老人没理会他的问题,转头问已经戴上手套准备消毒工具的杜蓝:“你也是在特里尔大学读书吗?我认识这里的很多中国学生,但我从没听过你的名字。”
“我不在这边读书,我在慕尼黑。请您忍着点,酒精可能会(让您)很疼。”
箱子里的药品很全,杜蓝按老太太的要求在消毒后依次给她抹上不同的药膏,老太太似乎对她格外好奇,趁她收拾医疗箱时忍不住又问道:“你的动作很到位,看起来很有经验,你是学医的么?”
杜蓝瞄了眼旁边的董锵锵,笑着对老太太解释道:“我不是学医的,我读材料学的。之前我和他去瑞典时他不小心受了伤,我在那时学的(这些),慢慢就熟了。”

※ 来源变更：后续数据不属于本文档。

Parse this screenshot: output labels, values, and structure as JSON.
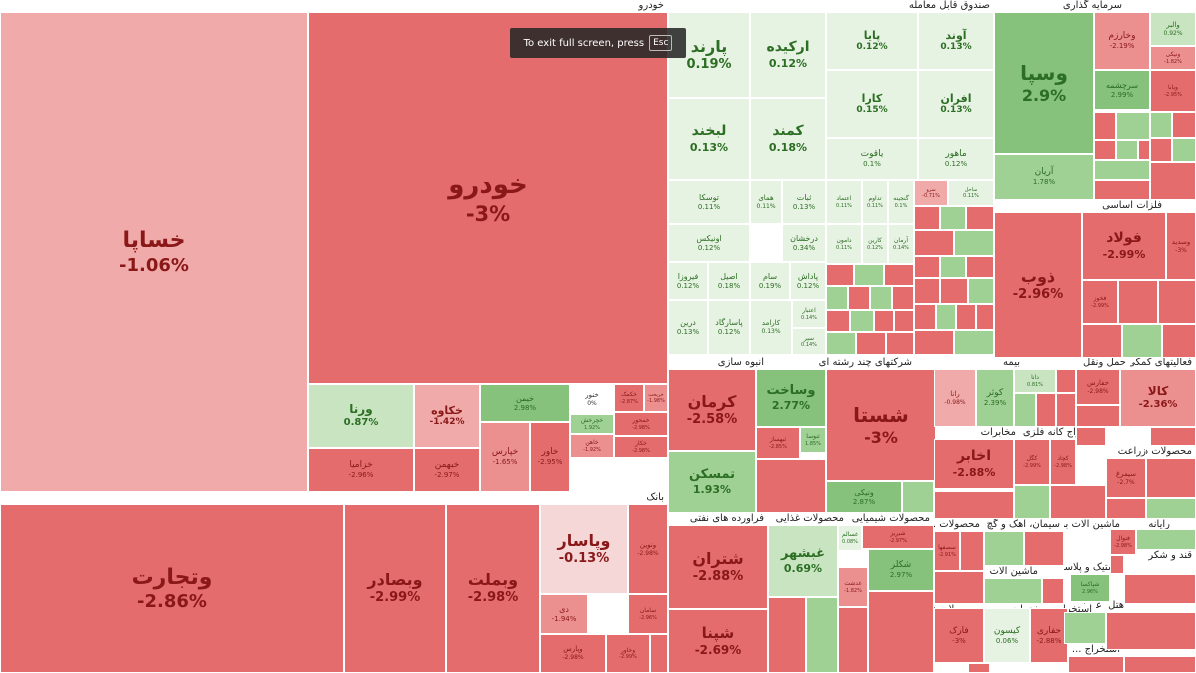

“原来是这样,我明白了。”老太太听完夸道,“你的德语说得比他好。”
“谢谢。”杜蓝礼貌回道,“那您好好休息,我跟他说两句话。”
“去吧。今天谢谢你,以后希望你能经常过来。”老太太感激地握了握杜蓝的手,杜蓝立刻感受到对方掌心传来的一片暖意。
回到董锵锵的房间,杜蓝一眼相中窗外的大阳台。
“哇塞,你这阳台可真爽!”杜蓝信步走上阳台,手搭凉棚眺望远处的天际线,“这视野真开阔,晚上能看到银河吧?”

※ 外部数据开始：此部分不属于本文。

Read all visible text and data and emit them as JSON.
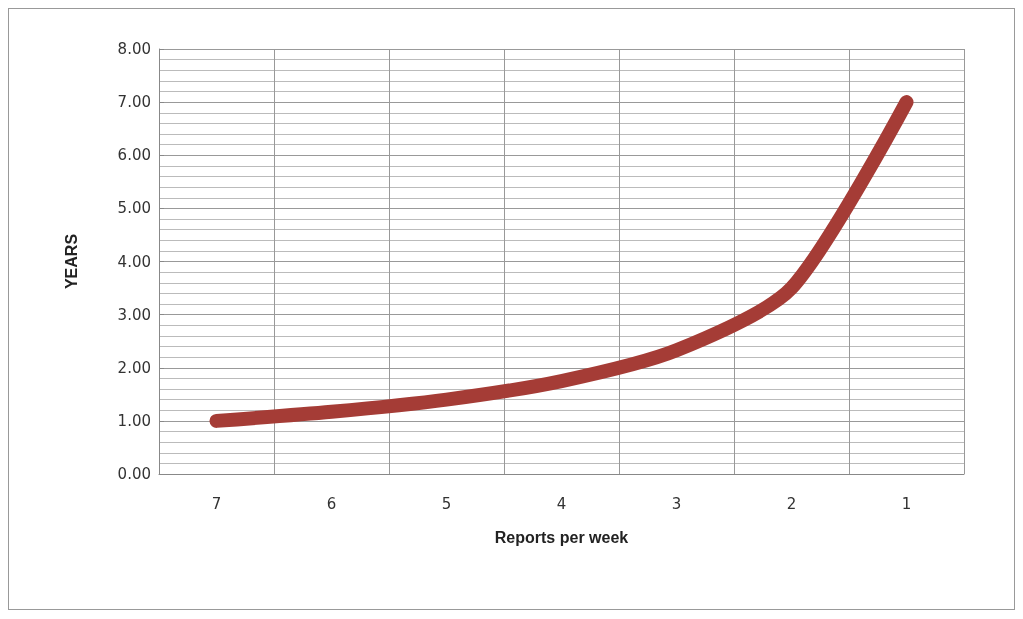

“那看不到,特里尔虽然不是工业城市,但城市的光污染还挺严重的,再说离卢森堡也近,多少有些影响,不过晚上的星星确实比在汉诺威的多。”董锵锵顿了顿,“我也没想到今天会这样,不然还能带你去山丘那边看看田野和大风车,可惜现在时间有点赶了,你一会儿就得去火车站了。”
“我觉得老人挺喜欢你的,这样我就放心了。”杜蓝目视前方,似乎根本没听到董锵锵的遗憾,“你就踏踏实实住下来,把语言练好比能不能在家上网更重要,毕竟你也不是来德国上网的。”
“我现在就是这么打算的,”董锵锵突然从后面环抱住杜蓝的腰,把她抱在怀中,轻声道,“有时我想,你要也在这边(读书)就好了,那样我就能天天看到你了。”
他的眼睛也注视着远方,没留意杜蓝被他说的脸颊绯红。
“你希望我过来吗?”杜蓝幽幽道,“我可以转学,特里尔大学应该也有材料学。”
“啊?”董锵锵被她的话吓了一跳,“你要转学?”
“哈哈,我就试探一句你就露出狐狸尾巴了吧?”杜蓝挽着他的手臂嘲笑道,“你是不是特怕我过来?”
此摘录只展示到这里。